Uniinfo Telecom Services Ltd operates in the Telecom - Equipment & Accessories industry, a sector that has faced pressure amid evolving technology demands and competitive dynamics. While the company’s micro-cap status limits its market influence, the sector itself has seen mixed performance, with broader small-cap indices like the BSE Small Cap down by over 10% recently. This backdrop adds to the challenges faced by the stock, though the fundamental specifics are less visible in the current trading turmoil.

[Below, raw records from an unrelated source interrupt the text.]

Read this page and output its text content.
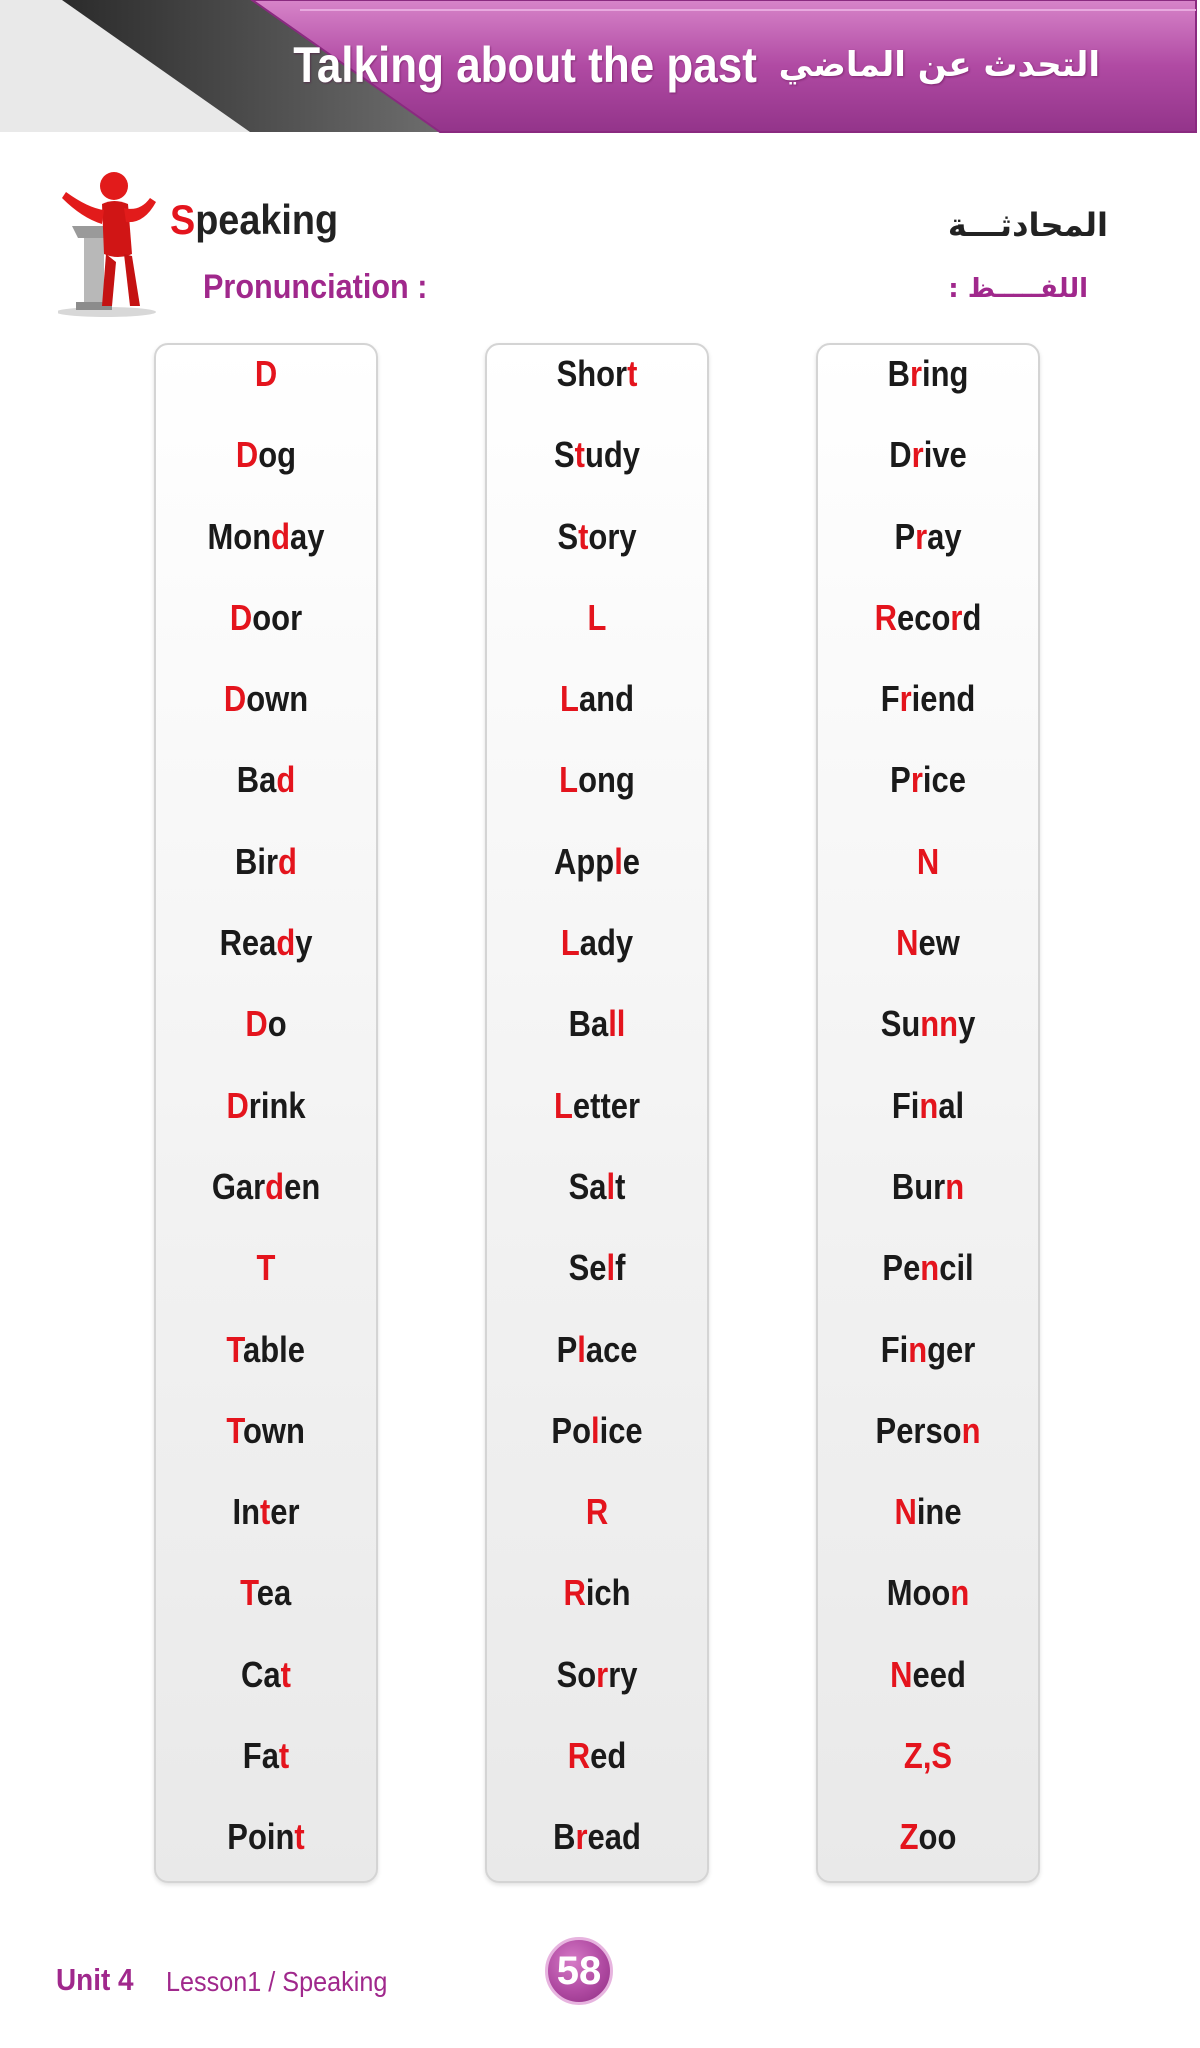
Talking about the past التحدث عن الماضي
Speaking
Pronunciation :
المحادثـــة
اللفـــــظ :
D
Dog
Monday
Door
Down
Bad
Bird
Ready
Do
Drink
Garden
T
Table
Town
Inter
Tea
Cat
Fat
Point
Short
Study
Story
L
Land
Long
Apple
Lady
Ball
Letter
Salt
Self
Place
Police
R
Rich
Sorry
Red
Bread
Bring
Drive
Pray
Record
Friend
Price
N
New
Sunny
Final
Burn
Pencil
Finger
Person
Nine
Moon
Need
Z,S
Zoo
Unit 4 Lesson1 / Speaking	58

Conclusion: Severity and Liquidity Caveats

The lower circuit lock at a 5% loss for Uniinfo Telecom Services Ltd reflects a severe imbalance between supply and demand, with sellers unable to find buyers at any price above the floor. The rising delivery volumes implied by the locked price and low turnover indicate genuine liquidation rather than speculative short-selling. The stock’s position below all moving averages confirms entrenched weakness, while its micro-cap status and negligible liquidity create a significant exit risk for holders. This combination suggests that the circuit lock may persist until fresh demand emerges, raising questions about the stock’s near-term trading prospects. Is this capitulation or just the beginning for Uniinfo Telecom Services Ltd? The multi-factor analysis has the answer.

Liquidity and Exit Risk Warning: As a micro-cap with a market capitalisation of just ₹13 crore and extremely low turnover, Uniinfo Telecom Services Ltd faces heightened exit risk. Sellers may remain trapped at the circuit floor for multiple sessions, unable to exit without further price concessions. Investors should be mindful of the liquidity constraints inherent in such stocks.